Vendredi matin, la Commission des institutions politiques du Conseil des États a procédé à des auditions publiques d’experts, portant sur la question de savoir s’il faut soumettre les traités avec l’UE au référendum obligatoire (peuple et cantons) ou au référendum facultatif (seulement le peuple). Le Conseil fédéral se prononce en faveur de la simple majorité du peuple, car cela augmente considérablement les chances que les traités obtiennent une majorité, comme l’a reconnu honnêtement le conseiller fédéral compétent, le ministre des affaires étrangères Ignazio Cassis.
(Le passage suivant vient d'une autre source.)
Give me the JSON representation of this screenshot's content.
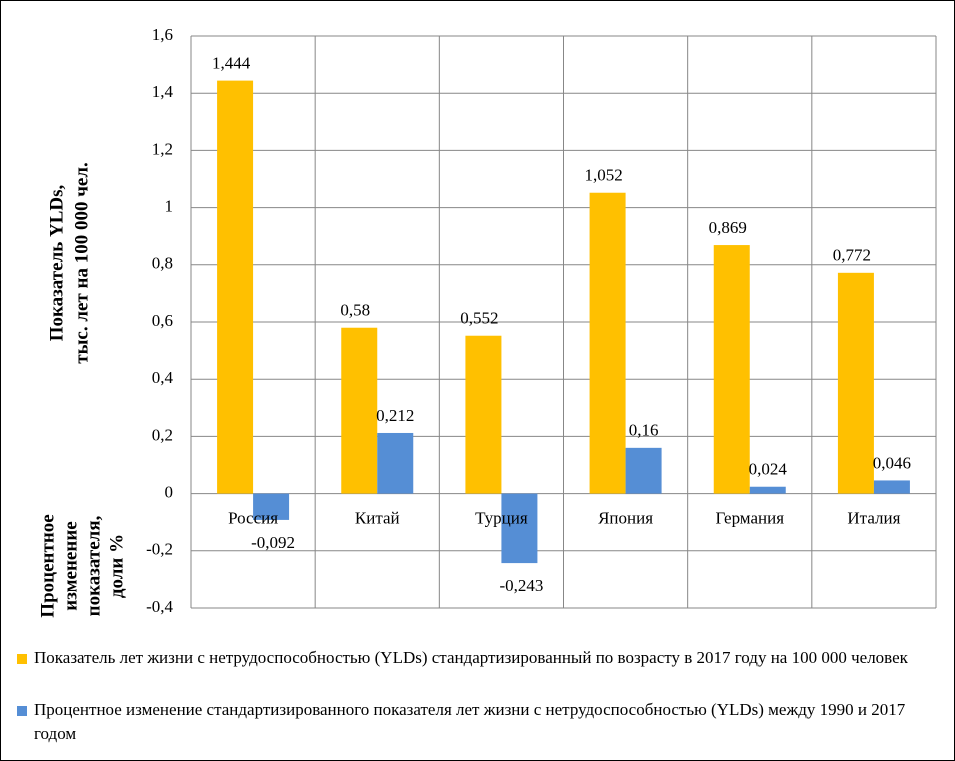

Alessandro della Valle/Keystone
Lors de ces auditions, suivies par moments par plus de 200 spectateurs sur YouTube, les deux camps bien connus sont apparus clairement. D’un côté, les juristes qui – comme la spécialiste allemande du droit de l’UE Astrid Epiney ou le directeur de l’Office fédéral de la justice (OFJ), Michael Schöll – lisent pratiquement la Constitution uniquement à travers son texte écrit et ne considèrent donc pas que les conditions d’une double majorité soient remplies dans le cas des nouveaux traités avec l’UE. Et de l’autre côté, ceux qui, comme le constitutionnaliste Andreas Glaser ou l’historien Oliver Zimmer, plaident, face au bouleversement menaçant de la Confédération, pour une vision d’ensemble et donc aussi pour une large légitimation de ces traités de grande portée par le peuple et les cantons.
Nouveau pour le grand public est désormais la proposition de Stefan G. Schmid, professeur de droit constitutionnel à l’Université de Saint-Gall. Du point de vue de ce professeur de la HSG également, il n’est pas nécessaire d’avoir une majorité des cantons pour la votation sur les traités avec l’UE; sur ce point, il se trouve sur la même ligne qu’Epiney ou que le chef de l’OFJ, Schöll. Schmid relève toutefois que les nouveaux traités avec l’UE seraient en contradiction avec la Constitution fédérale. Concrètement, il s’agit de l’article sur l’immigration de masse, l’article 121a, selon lequel la Suisse régule «de manière autonome» l’immigration et ne peut donc pas conclure de «traités de droit international» qui contredisent cet article.
Mais comme les nouveaux traités avec l’UE prévoient une extension de la libre circulation des personnes, ils sont difficilement conciliables avec la Constitution fédérale. L’argument du Conseil fédéral, selon lequel il ne s’agirait que d’un «nombre négligeable de personnes supplémentaires» autorisées à venir en Suisse grâce aux nouveaux traités, n’est pas recevable pour Schmid. La justification «quantitative» reste sans effet. Que les nouveaux traités contredisent l’article 121a, qui prévoit de réguler l’immigration «de manière autonome», est largement incontesté dans la doctrine.
Pour résoudre ce conflit constitutionnel, Schmid propose d’insérer une disposition transitoire dans l’article 121a correspondant, selon laquelle le Conseil fédéral serait désormais autorisé, avec le nouveau traité avec l’UE, à ratifier un traité de droit international qui contredit en principe l’article constitutionnel initial. La nouvelle disposition primerait toutefois sur l’ancienne. Et comme cette proposition constitue une modification de la Constitution fédérale, elle serait soumise au référendum obligatoire.
Cette proposition serait une solution élégante pour concilier les nouveaux traités avec l’UE et la Constitution fédérale, tout en les soumettant de facto à la double majorité. Lors de l’audition, il a été question d’une «voie royale». Avec le conseiller aux États PLR d’Appenzell Rhodes-Extérieures, Andrea Caroni, un juriste se met désormais au travail pour formuler une initiative de commission en ce sens. S’il parvient à obtenir une majorité tant au sein de la commission du Conseil des États que de celle du Conseil national, le projet pourrait déjà être débattu en plénum à l’automne.